A spokesman for the Department of Health Care Services said the number of hospitals penalized, the total dollar amount, and even individual dollar amounts for each hospital are likely to change as the state continues reviewing other cases, and as some hospitals file appeals.
The Department also did not provide information on how many patients were harmed by the hospitals' mistakes.
It’s estimated that as many as 440,000 Americans die from preventable medical errors in hospitals each year. And preventing such errors has become a greater focus of the government’s efforts since the passage of the Affordable Care Act.
The hospitals had to report their mistakes to the Department of Health Care Services under new reporting requirements imposed by the federal health law.
Jan Emerson-Shea, a spokeswoman for the California Hospital Association, said the association supports the goals behind the new reporting rules.
“We fully agree that if there are preventable conditions that occur, hospitals should not be paid for treating them,” she said.

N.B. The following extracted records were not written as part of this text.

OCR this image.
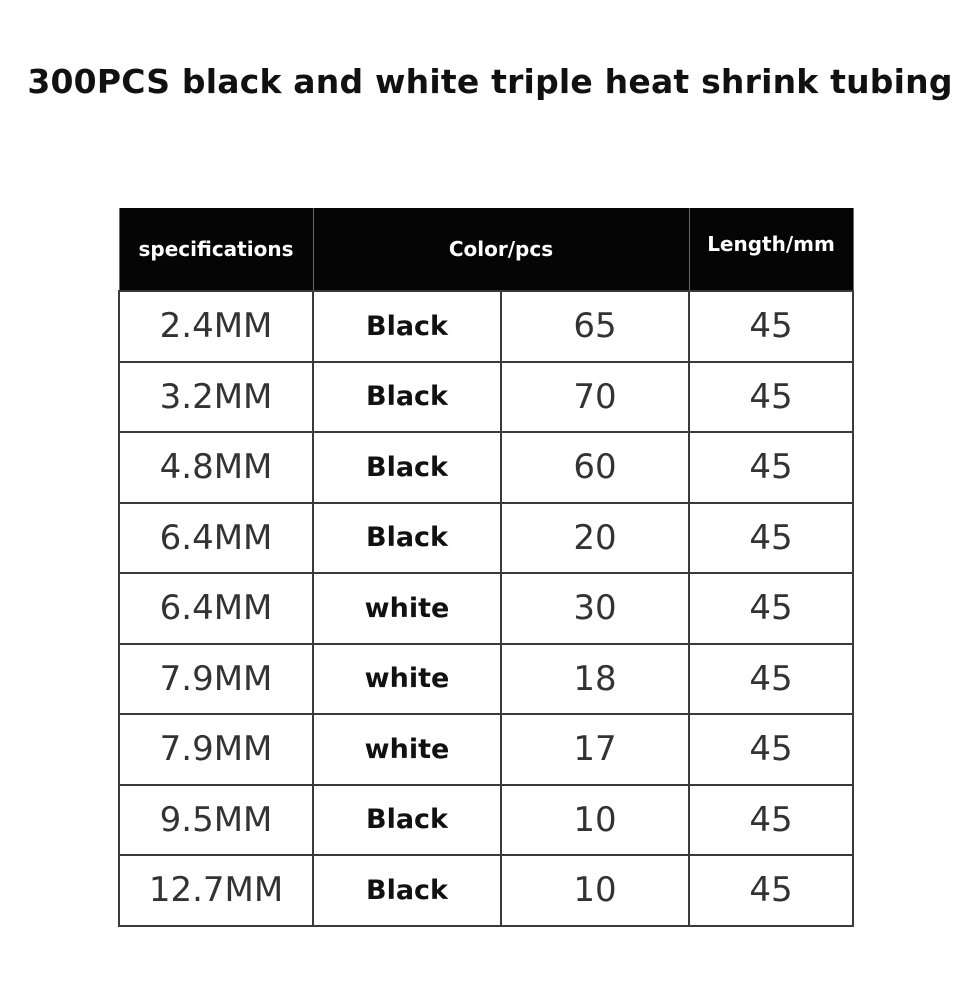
300PCS black and white triple heat shrink tubing
specifications	Color/pcs		Length/mm
2.4MM	Black	65	45
3.2MM	Black	70	45
4.8MM	Black	60	45
6.4MM	Black	20	45
6.4MM	white	30	45
7.9MM	white	18	45
7.9MM	white	17	45
9.5MM	Black	10	45
12.7MM	Black	10	45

But she added that the current requirements leave a lot of grey area in terms of what hospitals must report. That has led different hospitals to define "provider preventable conditions" differently, she said.
This lack of consistency makes it hard to use the data to draw firm conclusions about how hospitals are performing, as well as making it difficult to determine how best to improve performance, Emerson-Shea said, adding that hospitals are taking a variety of steps designed to reduce mistakes.